Atlanta Studio Audience Applauds Race Amity Panel

The program was streamed live from Georgia Public Broadcasting’s studio with Don Mullan skyped in on the big monitor.

Georgia Public Broadcasting’s Live Panel and Streaming of the documentary An American Story: Race Amity and The Other Tradition attracted a large audience that heard remarks and discussion of the power of race amity by Civil Rights leader and television pioneer Xernona Clayton along with groundbreaking educator/author Beverly Daniel Tatum, international activist social and author Don Mullan, and NCRA founding executive director, William H. “Smitty” Smith who is co-executive producer and senior writer for the documentary. Don Mullan was skyped in from Burkina Faso where he was meeting on the Green Wall of Africa Project.

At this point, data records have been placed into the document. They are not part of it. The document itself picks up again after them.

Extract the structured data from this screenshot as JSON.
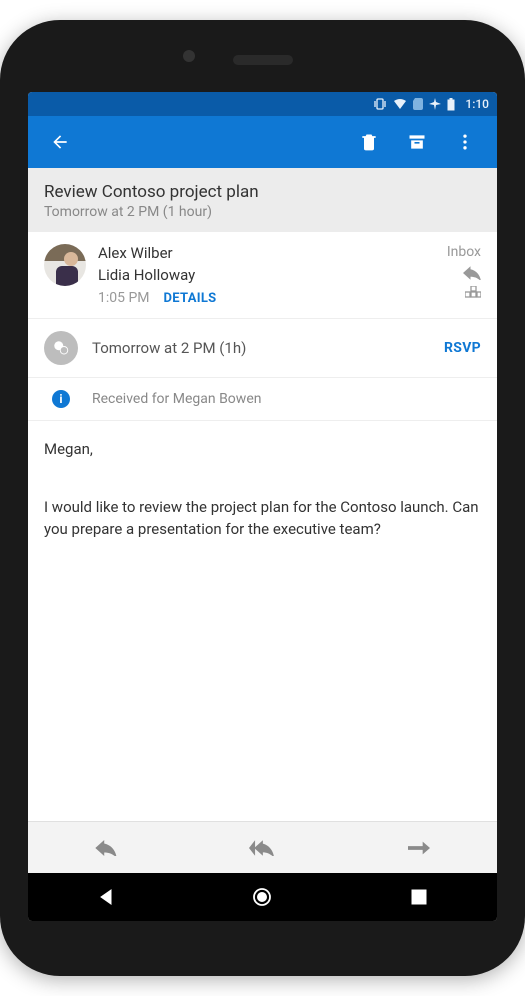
{
  "status": {
    "time": "1:10"
  },
  "subject": {
    "title": "Review Contoso project plan",
    "subtitle": "Tomorrow at 2 PM (1 hour)"
  },
  "sender": {
    "name": "Alex Wilber",
    "recipient": "Lidia Holloway",
    "time": "1:05 PM",
    "details_label": "DETAILS",
    "folder": "Inbox"
  },
  "event": {
    "text": "Tomorrow at 2 PM (1h)",
    "rsvp_label": "RSVP"
  },
  "info": {
    "text": "Received for Megan Bowen"
  },
  "body": {
    "salutation": "Megan,",
    "paragraph": "I would like to review the project plan for the Contoso launch. Can you prepare a presentation for the executive team?"
  }
}
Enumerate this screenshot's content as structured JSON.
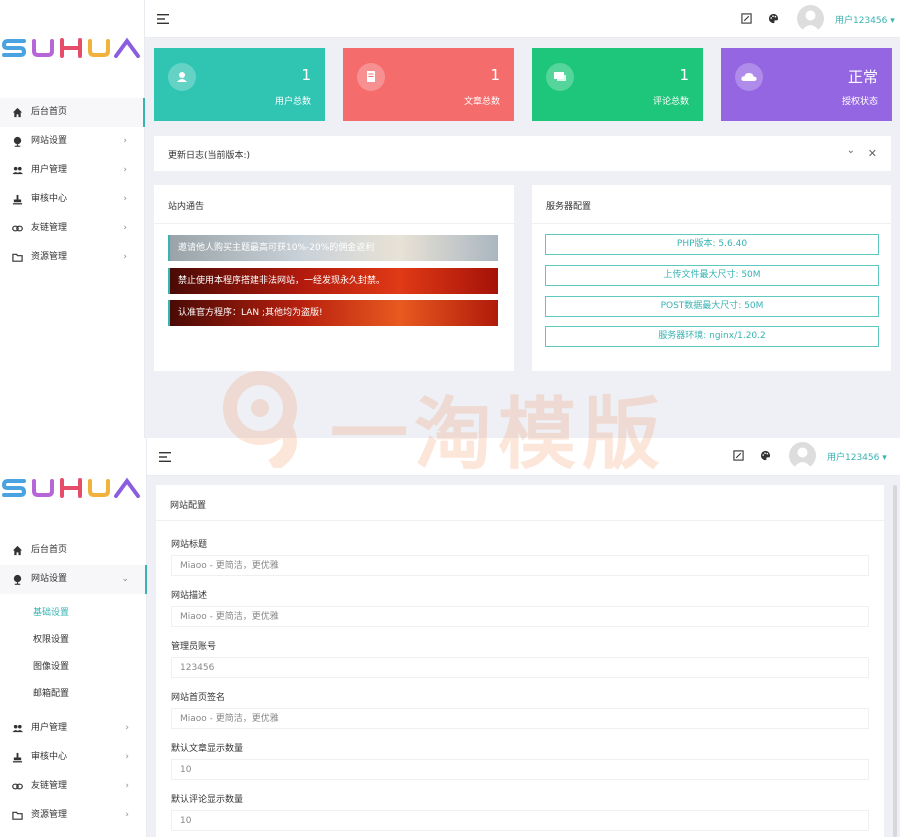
{
  "colors": {
    "accent": "#37b3b2",
    "card_users": "#30c5b3",
    "card_articles": "#f56c6c",
    "card_comments": "#1dc67a",
    "card_license": "#9466e2"
  },
  "logo": {
    "text": "SUHUA"
  },
  "top": {
    "user": "用户123456",
    "sidebar": [
      {
        "label": "后台首页",
        "icon": "home-icon"
      },
      {
        "label": "网站设置",
        "icon": "globe-icon"
      },
      {
        "label": "用户管理",
        "icon": "users-icon"
      },
      {
        "label": "审核中心",
        "icon": "stamp-icon"
      },
      {
        "label": "友链管理",
        "icon": "link-icon"
      },
      {
        "label": "资源管理",
        "icon": "folder-icon"
      }
    ],
    "cards": [
      {
        "value": "1",
        "label": "用户总数",
        "icon": "user-icon"
      },
      {
        "value": "1",
        "label": "文章总数",
        "icon": "document-icon"
      },
      {
        "value": "1",
        "label": "评论总数",
        "icon": "comment-icon"
      },
      {
        "value": "正常",
        "label": "授权状态",
        "icon": "cloud-icon"
      }
    ],
    "changelog_title": "更新日志(当前版本:)",
    "notice_title": "站内通告",
    "notices": [
      "邀请他人购买主题最高可获10%-20%的佣金返利",
      "禁止使用本程序搭建非法网站，一经发现永久封禁。",
      "认准官方程序：LAN ;其他均为盗版!"
    ],
    "server_title": "服务器配置",
    "server": [
      "PHP版本: 5.6.40",
      "上传文件最大尺寸: 50M",
      "POST数据最大尺寸: 50M",
      "服务器环境: nginx/1.20.2"
    ]
  },
  "watermark": "一淘模版",
  "bottom": {
    "user": "用户123456",
    "sidebar_top": [
      {
        "label": "后台首页",
        "icon": "home-icon"
      },
      {
        "label": "网站设置",
        "icon": "globe-icon"
      }
    ],
    "submenu": [
      "基础设置",
      "权限设置",
      "图像设置",
      "邮箱配置"
    ],
    "sidebar_bottom": [
      {
        "label": "用户管理",
        "icon": "users-icon"
      },
      {
        "label": "审核中心",
        "icon": "stamp-icon"
      },
      {
        "label": "友链管理",
        "icon": "link-icon"
      },
      {
        "label": "资源管理",
        "icon": "folder-icon"
      }
    ],
    "form_title": "网站配置",
    "fields": [
      {
        "label": "网站标题",
        "value": "Miaoo - 更简洁，更优雅"
      },
      {
        "label": "网站描述",
        "value": "Miaoo - 更简洁，更优雅"
      },
      {
        "label": "管理员账号",
        "value": "123456"
      },
      {
        "label": "网站首页签名",
        "value": "Miaoo - 更简洁，更优雅"
      },
      {
        "label": "默认文章显示数量",
        "value": "10"
      },
      {
        "label": "默认评论显示数量",
        "value": "10"
      }
    ]
  }
}
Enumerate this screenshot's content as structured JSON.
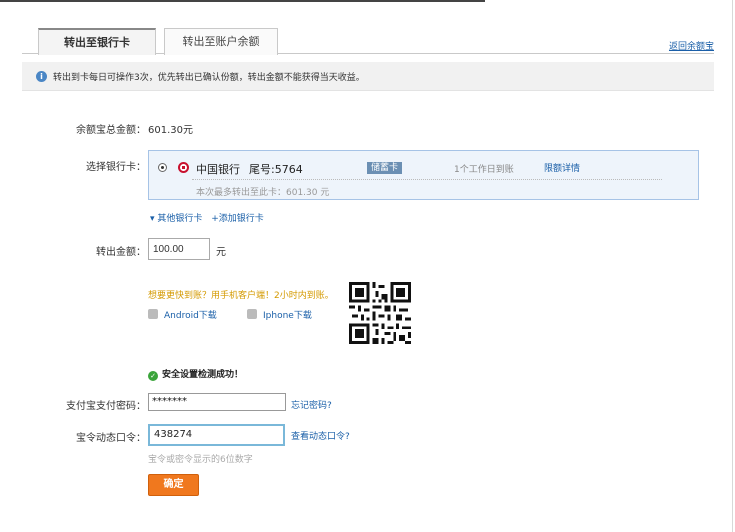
{
  "tabs": [
    {
      "label": "转出至银行卡",
      "active": true
    },
    {
      "label": "转出至账户余额",
      "active": false
    }
  ],
  "back_link": "返回余额宝",
  "notice": "转出到卡每日可操作3次，优先转出已确认份额，转出金额不能获得当天收益。",
  "total": {
    "label": "余额宝总金额：",
    "value": "601.30元"
  },
  "bank": {
    "label": "选择银行卡：",
    "name": "中国银行",
    "tail": "尾号:5764",
    "card_type": "储蓄卡",
    "arrival": "1个工作日到账",
    "limit_link": "限额详情",
    "max_text": "本次最多转出至此卡：601.30 元"
  },
  "card_links": {
    "other": "▾ 其他银行卡",
    "add": "+添加银行卡"
  },
  "amount": {
    "label": "转出金额：",
    "value": "100.00",
    "unit": "元"
  },
  "promo": "想要更快到账？用手机客户端！2小时内到账。",
  "downloads": {
    "android": "Android下载",
    "iphone": "Iphone下载"
  },
  "safety": "安全设置检测成功！",
  "password": {
    "label": "支付宝支付密码：",
    "value": "*******",
    "forgot": "忘记密码?"
  },
  "otp": {
    "label": "宝令动态口令：",
    "value": "438274",
    "link": "查看动态口令?",
    "hint": "宝令或密令显示的6位数字"
  },
  "confirm": "确定",
  "colors": {
    "accent": "#f0781e",
    "link": "#1a5fa8",
    "promo": "#d49a00"
  }
}
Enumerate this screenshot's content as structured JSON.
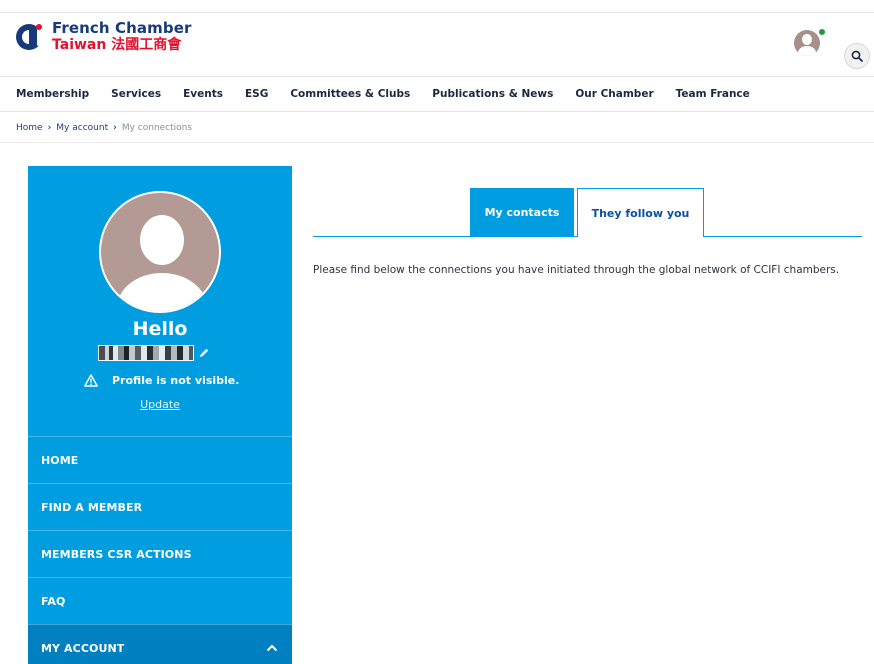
{
  "brand": {
    "line1": "French Chamber",
    "line2": "Taiwan 法國工商會",
    "colors": {
      "navy": "#173a7a",
      "red": "#e4102d",
      "accent": "#009de0"
    }
  },
  "header": {
    "avatar_icon": "user-avatar-icon",
    "status": "online",
    "search_icon": "search-icon"
  },
  "nav": {
    "items": [
      "Membership",
      "Services",
      "Events",
      "ESG",
      "Committees & Clubs",
      "Publications & News",
      "Our Chamber",
      "Team France"
    ]
  },
  "breadcrumb": {
    "home": "Home",
    "account": "My account",
    "current": "My connections"
  },
  "sidebar": {
    "hello": "Hello",
    "visibility_notice": "Profile is not visible.",
    "update_link": "Update",
    "menu": [
      {
        "label": "HOME"
      },
      {
        "label": "FIND A MEMBER"
      },
      {
        "label": "MEMBERS CSR ACTIONS"
      },
      {
        "label": "FAQ"
      },
      {
        "label": "MY ACCOUNT"
      }
    ]
  },
  "main": {
    "tabs": [
      {
        "label": "My contacts",
        "active": true
      },
      {
        "label": "They follow you",
        "active": false
      }
    ],
    "intro": "Please find below the connections you have initiated through the global network of CCIFI chambers."
  }
}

The Thursday evening program served as a lead in activity to Atlanta’s Race Amity Day observation on Sunday, June 9. It was organized by Georgia Public Broadcasting (GPB) with assistance from the Spiritual Assembly of Baha’is of Atlanta. The evening included the documentary screening followed by a panel discussion moderated by Virginia Prescott who is host of GPB daily radio program “On Second Thought.” Ms. Clayton, who was fondly and jokingly referred to as B-O (Before Oprah), was the first black woman in the South to host a daily television program. As a Civil Rights activist and confidant of Martin Luther King and frequently traveling companion to Coretta Scott King, she gained national attention when Calvin Craig, the Grand Dragon of the Ku Klux Klan in Georgia, appeared on her program, which led to a dialogue with him that influenced him to resign from the Klan and renounce the organization. Beverly Daniel Tatum, PhD, who was one of the panelists, is the nationally known author of one of the seminal books in understanding race relations in America, Why Are All The Black Kids Sitting Together In The Cafeteria. Dr. Tatum, a psychologist, also served as the president of the renowned Spelman College in Atlanta.

A packed audience gave an enthusiastic reception to the panelists and a thunderous round of applause at the program’s conclusion.